As a GC and foundation subcontractor since 1984, I've seen countless new products designed either to improve job-site efficiency or to produce a better home — few do both. A couple of years ago, though, we found one that does: Form-A-Drain from CertainTeed (800/233-8990, www.certainteed.com).
Form-A-Drain works much like the dimensional lumber and metal footing forms I've used for years. But unlike traditional lumber or metal forms, which must be stripped once the footings are poured, these hollow plastic forms are left in place to become the home's foundation drain.
Using this system saves us a half-day's work on every foundation — two to three hours that otherwise would be spent stripping, cleaning, and moving footing forms, and a couple of hours for installing footing drains later. But more important, Form-A-Drain is in most cases a better foundation-drainage system than perforated pipe. Whereas schedule-20 or corrugated pipe can be easily sloped the wrong way or improperly positioned, Form-A-Drain is always in the right spot for effective drainage, and it provides drainage from both sides of the footing. (For this reason, Form-A-Drain works well as part of a radon-control strategy, if needed.)
At around a half-pound per lineal foot, Form-A-Drain forms are far lighter than their wood and metal counterparts. This makes them easier to maneuver around the job site, which is helpful on some of the difficult sites where we build in coastal Maine.
The 12-foot lengths of Form-A-Drain are joined with slip couplings and drywall screws. The couplings are sold precut and in 12-foot lengths. We buy the 12-foot lengths and cut the material ourselves, because it takes only a little time and saves us from having to carry another box of small pieces. Inside/outside 90-degree corners and 45-degree transitions are available also, as well as L-shaped and T-shaped fittings for stepped foundations. You also can use the coupling stock to make your own corners if you run out or need a custom angle.
A worker secures a preformed corner with drywall screws.
Preformed 45-degree bends are also available.
Vertical 90s and tees are handy for stepped footings.
Staking the Corners
Like many sites around here, the lot shown in the photos has ledge just below the surface. After blasting and excavating, we typically bring in some crushed stone to level the bottom of the hole and create a capillary break under the foundation.
The first step in setting the forms is to stake the foundation corners and run strings between them. We measure off the string, 4 inches for the outside form and 12 for the inside form.
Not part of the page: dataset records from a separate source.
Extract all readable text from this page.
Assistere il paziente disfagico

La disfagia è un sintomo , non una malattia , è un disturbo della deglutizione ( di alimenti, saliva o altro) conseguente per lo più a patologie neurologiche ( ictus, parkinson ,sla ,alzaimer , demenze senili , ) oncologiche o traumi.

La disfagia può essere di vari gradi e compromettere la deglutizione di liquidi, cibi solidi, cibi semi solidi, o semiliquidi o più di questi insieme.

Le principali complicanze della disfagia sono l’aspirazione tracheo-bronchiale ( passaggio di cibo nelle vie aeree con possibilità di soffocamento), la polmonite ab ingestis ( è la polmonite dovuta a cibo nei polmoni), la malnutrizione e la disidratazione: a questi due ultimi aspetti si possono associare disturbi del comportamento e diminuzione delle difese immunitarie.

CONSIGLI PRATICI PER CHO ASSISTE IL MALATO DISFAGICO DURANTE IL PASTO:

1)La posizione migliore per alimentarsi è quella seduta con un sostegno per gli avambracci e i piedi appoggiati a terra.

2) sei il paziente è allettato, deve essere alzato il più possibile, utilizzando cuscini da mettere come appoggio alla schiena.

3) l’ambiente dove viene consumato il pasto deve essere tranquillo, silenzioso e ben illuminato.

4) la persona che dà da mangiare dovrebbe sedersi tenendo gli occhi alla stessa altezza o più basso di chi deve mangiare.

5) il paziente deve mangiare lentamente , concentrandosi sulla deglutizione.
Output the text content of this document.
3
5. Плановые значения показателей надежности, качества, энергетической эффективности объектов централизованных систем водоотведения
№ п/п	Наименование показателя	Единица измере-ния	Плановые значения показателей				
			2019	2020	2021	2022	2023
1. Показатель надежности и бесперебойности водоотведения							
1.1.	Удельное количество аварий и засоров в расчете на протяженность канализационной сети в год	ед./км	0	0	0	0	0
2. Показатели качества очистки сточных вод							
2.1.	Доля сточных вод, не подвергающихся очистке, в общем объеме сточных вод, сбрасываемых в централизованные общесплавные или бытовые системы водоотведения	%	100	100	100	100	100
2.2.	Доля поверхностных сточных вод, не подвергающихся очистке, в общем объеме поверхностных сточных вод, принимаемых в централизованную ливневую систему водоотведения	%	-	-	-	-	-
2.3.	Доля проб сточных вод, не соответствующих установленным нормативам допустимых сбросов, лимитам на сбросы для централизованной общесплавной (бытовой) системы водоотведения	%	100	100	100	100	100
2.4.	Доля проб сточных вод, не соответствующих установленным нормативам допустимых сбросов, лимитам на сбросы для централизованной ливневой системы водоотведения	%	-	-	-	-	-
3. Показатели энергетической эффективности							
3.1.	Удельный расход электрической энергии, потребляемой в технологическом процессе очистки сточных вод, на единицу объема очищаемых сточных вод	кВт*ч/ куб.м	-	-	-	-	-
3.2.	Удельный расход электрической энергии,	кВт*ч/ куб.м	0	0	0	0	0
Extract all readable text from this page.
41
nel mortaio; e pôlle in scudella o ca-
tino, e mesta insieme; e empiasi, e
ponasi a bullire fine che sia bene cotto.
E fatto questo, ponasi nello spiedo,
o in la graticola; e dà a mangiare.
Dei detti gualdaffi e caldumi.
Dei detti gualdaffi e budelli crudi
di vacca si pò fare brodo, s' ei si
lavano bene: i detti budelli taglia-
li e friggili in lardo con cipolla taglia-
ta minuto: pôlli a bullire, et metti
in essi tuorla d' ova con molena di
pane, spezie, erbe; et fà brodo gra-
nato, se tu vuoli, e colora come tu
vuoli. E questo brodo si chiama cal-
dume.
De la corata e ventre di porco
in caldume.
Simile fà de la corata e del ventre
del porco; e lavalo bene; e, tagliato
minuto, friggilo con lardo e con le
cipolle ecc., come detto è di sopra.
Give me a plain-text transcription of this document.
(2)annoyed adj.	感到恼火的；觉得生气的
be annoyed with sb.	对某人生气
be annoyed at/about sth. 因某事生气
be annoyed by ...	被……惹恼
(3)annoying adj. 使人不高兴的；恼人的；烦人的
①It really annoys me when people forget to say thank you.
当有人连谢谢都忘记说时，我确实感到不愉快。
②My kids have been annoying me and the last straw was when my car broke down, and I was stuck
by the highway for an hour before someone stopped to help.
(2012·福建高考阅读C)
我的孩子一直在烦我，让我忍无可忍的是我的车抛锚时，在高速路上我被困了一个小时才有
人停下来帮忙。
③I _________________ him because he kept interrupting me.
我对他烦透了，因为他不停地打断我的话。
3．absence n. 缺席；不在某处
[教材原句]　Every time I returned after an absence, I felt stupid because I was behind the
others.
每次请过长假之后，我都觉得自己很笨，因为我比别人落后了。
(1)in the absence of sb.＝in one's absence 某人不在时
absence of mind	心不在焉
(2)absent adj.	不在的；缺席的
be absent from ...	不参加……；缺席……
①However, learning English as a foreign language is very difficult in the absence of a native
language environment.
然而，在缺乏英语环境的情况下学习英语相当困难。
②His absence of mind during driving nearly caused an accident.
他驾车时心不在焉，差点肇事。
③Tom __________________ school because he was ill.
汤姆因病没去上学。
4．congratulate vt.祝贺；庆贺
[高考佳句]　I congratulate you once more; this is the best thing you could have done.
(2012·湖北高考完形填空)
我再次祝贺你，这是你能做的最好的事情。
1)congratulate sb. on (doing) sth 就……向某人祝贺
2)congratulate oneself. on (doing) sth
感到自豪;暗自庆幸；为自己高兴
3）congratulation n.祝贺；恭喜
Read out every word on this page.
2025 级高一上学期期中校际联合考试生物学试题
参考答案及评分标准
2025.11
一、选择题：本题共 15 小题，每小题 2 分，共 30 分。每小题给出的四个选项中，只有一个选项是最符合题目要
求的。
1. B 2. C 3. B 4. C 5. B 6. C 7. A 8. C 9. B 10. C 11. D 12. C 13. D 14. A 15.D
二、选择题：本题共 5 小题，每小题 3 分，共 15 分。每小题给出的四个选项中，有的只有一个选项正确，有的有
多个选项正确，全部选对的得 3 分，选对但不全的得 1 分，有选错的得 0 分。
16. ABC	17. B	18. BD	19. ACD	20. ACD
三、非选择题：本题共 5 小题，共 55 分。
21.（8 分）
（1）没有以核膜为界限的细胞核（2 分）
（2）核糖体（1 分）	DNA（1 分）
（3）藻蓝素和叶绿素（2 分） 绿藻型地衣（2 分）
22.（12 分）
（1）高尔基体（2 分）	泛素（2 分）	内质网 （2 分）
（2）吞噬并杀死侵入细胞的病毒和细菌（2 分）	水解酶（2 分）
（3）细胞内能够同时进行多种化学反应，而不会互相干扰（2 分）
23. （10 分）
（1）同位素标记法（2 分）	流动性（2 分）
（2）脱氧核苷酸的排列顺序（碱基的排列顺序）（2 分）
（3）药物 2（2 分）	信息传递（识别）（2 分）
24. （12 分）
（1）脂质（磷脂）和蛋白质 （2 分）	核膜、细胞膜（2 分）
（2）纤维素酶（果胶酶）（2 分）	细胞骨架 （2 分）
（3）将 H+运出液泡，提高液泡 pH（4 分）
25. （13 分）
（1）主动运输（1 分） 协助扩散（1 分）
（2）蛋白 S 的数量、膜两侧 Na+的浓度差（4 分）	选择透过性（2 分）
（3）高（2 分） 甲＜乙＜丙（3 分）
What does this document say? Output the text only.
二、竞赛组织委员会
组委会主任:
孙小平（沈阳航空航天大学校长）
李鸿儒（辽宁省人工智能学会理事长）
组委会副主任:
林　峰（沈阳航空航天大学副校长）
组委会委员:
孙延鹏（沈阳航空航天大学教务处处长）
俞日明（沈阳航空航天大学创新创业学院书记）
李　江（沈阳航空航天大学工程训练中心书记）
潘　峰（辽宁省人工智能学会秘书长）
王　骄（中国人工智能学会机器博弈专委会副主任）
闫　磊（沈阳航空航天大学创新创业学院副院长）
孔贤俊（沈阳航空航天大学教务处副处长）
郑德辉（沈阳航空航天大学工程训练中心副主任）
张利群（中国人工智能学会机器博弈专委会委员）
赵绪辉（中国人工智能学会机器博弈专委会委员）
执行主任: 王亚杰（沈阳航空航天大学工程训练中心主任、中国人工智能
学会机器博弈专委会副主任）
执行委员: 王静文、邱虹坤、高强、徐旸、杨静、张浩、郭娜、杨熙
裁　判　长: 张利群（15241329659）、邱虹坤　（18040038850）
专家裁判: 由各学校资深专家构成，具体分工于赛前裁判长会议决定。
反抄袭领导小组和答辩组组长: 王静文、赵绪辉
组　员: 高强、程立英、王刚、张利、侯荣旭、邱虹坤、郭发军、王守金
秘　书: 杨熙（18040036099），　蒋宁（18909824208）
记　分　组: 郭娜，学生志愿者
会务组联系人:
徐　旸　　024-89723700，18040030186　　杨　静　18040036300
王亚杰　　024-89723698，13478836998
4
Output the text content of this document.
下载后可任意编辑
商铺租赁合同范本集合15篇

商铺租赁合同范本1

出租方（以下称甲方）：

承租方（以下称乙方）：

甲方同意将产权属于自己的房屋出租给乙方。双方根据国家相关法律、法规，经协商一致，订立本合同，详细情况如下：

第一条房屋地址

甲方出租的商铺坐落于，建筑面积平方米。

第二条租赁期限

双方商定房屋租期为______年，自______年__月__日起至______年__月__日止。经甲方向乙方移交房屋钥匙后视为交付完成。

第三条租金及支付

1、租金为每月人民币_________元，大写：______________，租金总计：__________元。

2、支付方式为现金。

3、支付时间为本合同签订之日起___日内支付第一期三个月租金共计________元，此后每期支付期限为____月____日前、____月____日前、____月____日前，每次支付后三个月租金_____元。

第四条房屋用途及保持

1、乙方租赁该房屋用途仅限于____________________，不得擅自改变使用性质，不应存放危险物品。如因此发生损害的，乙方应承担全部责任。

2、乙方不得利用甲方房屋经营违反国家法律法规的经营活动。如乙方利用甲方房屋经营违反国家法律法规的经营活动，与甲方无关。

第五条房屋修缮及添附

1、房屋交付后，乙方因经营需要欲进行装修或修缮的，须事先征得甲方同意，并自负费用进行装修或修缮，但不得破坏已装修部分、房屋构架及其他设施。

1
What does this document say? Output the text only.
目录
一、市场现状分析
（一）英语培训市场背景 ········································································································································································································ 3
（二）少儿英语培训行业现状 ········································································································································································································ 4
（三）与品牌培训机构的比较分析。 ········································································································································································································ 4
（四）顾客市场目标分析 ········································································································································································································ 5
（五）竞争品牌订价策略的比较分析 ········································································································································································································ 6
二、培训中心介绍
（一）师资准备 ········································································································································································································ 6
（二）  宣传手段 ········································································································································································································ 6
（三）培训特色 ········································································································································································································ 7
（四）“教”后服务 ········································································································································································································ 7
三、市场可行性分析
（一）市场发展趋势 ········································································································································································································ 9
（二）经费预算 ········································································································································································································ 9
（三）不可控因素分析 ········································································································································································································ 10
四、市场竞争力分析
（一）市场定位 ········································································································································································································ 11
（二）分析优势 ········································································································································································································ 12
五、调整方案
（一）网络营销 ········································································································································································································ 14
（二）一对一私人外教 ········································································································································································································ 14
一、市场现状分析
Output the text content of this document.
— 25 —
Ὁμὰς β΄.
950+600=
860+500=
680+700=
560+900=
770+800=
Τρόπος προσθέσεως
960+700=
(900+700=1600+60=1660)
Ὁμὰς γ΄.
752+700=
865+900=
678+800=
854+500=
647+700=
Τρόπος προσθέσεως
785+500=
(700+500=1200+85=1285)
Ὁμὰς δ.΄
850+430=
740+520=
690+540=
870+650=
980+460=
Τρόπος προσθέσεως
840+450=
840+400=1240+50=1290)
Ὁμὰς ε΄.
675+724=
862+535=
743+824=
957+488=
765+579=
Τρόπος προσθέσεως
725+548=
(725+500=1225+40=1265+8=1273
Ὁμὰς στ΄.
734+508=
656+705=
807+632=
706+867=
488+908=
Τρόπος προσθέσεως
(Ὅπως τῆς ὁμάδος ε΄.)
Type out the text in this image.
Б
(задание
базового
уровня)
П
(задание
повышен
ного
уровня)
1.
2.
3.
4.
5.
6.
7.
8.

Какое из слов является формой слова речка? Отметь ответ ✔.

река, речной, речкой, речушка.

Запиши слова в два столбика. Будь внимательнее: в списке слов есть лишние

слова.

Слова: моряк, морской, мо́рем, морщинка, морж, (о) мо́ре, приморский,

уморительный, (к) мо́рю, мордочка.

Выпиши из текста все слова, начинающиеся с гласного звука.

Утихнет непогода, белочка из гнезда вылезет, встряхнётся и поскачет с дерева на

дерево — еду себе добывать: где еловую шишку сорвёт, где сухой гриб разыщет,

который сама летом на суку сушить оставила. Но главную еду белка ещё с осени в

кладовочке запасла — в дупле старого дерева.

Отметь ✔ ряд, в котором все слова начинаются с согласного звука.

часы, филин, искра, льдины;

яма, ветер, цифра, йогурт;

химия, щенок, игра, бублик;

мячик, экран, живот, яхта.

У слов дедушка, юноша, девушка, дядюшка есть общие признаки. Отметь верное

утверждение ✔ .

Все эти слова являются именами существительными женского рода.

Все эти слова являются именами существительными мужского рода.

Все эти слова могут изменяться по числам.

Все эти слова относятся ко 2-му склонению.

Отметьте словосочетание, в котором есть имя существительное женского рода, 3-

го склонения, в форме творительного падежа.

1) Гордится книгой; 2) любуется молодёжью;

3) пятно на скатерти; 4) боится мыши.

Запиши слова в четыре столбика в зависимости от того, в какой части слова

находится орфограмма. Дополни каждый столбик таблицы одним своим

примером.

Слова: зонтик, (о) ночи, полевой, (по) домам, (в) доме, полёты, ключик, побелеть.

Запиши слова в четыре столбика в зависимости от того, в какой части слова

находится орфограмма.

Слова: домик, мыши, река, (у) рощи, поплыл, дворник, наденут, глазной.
Starting at one of the footing's outside corners (usually the one with the two longest walls), we drive a couple of rebar pins into the ground, one at the inside and one at the outside of the corner.
We then make up two corner assemblies, each consisting of a length of Form-A-Drain attached to a corner piece. We make up one for the inside and one for the outside, making sure the drainage perforations are facing out. The corner pieces have knockout holes that allow us to slip the assemblies over the pins. This holds the corners in place while we're getting started.
The author determines the footing location by measuring from a string representing the outside of the foundation wall.
At footing corners, short rebar pins driven into the ground hold corner forms in place. A knockout hole in the bottom of the corner receives the pin.
Lengths of Form-A-Drain are joined with slip couplings and drywall screws
Setting the Forms
Next, we connect the 12-foot lengths, using slip couplings and drywall screws. You can cut the plastic with a handsaw or recip saw, but we generally use a circular saw because it produces the fastest, cleanest cut. Special blades aren't required — we just use inexpensive abrasive blades from the lumberyard.
A circular saw equipped with a cutoff blade produces a fast, clean cut.
Lengths of Form-A-Drain are divided into two chambers; this adds rigidity, and is useful for radon control applications in which the upper chamber is connected to a vent system powered by an in-line fan.